If you want a simple way to keep that list current between appointments, a stack-logging tool like StackMyMed lets you record what you take and flag possible conflicts to raise with a pharmacist. It is a prompt for that conversation, not a substitute for clinical judgment.
For a wider view, see our ultimate guide to drug and supplement interactions, run your own combination through the drug-supplement interaction checker, and read how we review supplements to see the standards behind these articles.
FAQ
Can I take St. John’s wort with Cymbalta or Effexor? No. St. John’s wort raises serotonin and is the most documented supplement linked to serotonin syndrome when combined with SNRIs. It can also alter how your other medicines are processed. Avoid it unless a clinician directs otherwise.
Is fish oil safe with an SNRI? Modest fish oil doses are widely used without trouble, but SNRIs themselves nudge bleeding risk upward, so higher doses deserve a check first – especially if you also take aspirin, an anticoagulant or daily NSAIDs.
What does serotonin syndrome feel like? A cluster of agitation, fast heartbeat, sweating, shivering, tremor or muscle twitching, and sometimes fever, often within 6 to 24 hours of adding a serotonergic agent. A high fever with these symptoms is a medical emergency.
Are 5-HTP and L-tryptophan the same risk? Effectively yes. L-tryptophan converts into 5-HTP, which converts into serotonin, so both feed the same pathway. Both are risky to combine with an SNRI without supervision.
Why does duloxetine specifically have a liver caution? Duloxetine can occasionally raise liver enzymes or, rarely, cause liver injury. That makes pairing it with liver-stressing supplements like kava a poor idea, and heavy alcohol is also discouraged.
Are magnesium and vitamin D OK with SNRIs? Generally yes – neither raises serotonin or thins the blood meaningfully at usual doses. Stay within the NIH upper limits and still mention them to your prescriber so your full list is accurate.
Conclusion: keep the two risk lists straight, and loop in your prescriber
With Cymbalta or Effexor, two rules cover most of the danger. Avoid the serotonin-raisers outright – St. John's wort, 5-HTP, L-tryptophan and SAM-e – because they can push you toward serotonin syndrome. Treat the bleeding-risk supplements – fish oil, ginkgo, high-dose vitamin E – as a conversation to have before you combine them, and add kava to the avoid list if you are on duloxetine.
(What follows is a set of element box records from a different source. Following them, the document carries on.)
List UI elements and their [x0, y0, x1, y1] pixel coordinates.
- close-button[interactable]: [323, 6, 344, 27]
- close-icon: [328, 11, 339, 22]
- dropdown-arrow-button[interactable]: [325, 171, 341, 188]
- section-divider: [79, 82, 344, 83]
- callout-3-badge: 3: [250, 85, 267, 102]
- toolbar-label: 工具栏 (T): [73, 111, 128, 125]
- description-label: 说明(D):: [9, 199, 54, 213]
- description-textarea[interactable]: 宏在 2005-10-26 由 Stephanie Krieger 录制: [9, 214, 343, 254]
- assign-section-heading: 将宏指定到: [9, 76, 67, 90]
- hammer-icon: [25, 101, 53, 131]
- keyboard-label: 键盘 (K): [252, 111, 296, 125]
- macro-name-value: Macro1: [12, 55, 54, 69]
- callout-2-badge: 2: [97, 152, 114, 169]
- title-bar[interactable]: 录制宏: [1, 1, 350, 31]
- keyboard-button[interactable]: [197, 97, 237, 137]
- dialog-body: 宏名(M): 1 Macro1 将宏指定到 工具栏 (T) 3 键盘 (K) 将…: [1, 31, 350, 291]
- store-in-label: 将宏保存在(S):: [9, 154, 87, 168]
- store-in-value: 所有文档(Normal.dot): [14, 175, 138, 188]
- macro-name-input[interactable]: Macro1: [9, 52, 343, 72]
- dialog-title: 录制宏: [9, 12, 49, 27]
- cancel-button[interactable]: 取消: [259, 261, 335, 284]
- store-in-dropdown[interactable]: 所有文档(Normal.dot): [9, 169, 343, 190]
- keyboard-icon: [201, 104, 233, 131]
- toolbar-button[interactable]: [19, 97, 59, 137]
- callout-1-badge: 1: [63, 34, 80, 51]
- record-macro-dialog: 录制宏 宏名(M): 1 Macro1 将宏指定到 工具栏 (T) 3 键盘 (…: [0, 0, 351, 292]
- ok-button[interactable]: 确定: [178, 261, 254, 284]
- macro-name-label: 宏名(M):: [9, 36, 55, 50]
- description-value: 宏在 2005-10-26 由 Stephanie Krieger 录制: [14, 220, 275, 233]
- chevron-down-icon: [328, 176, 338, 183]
Everyday nutrients like magnesium and vitamin D are usually fine within normal doses. The next step is the same either way: bring your full supplement list to your prescriber or pharmacist before you add anything new, and know the warning signs well enough to act fast if they appear.
This article is general information and does not replace personalized advice from your doctor or pharmacist. Do not start, stop or change any prescription medication based on what you read here.
Reviewed by the UsefulVitamins Editorial Team.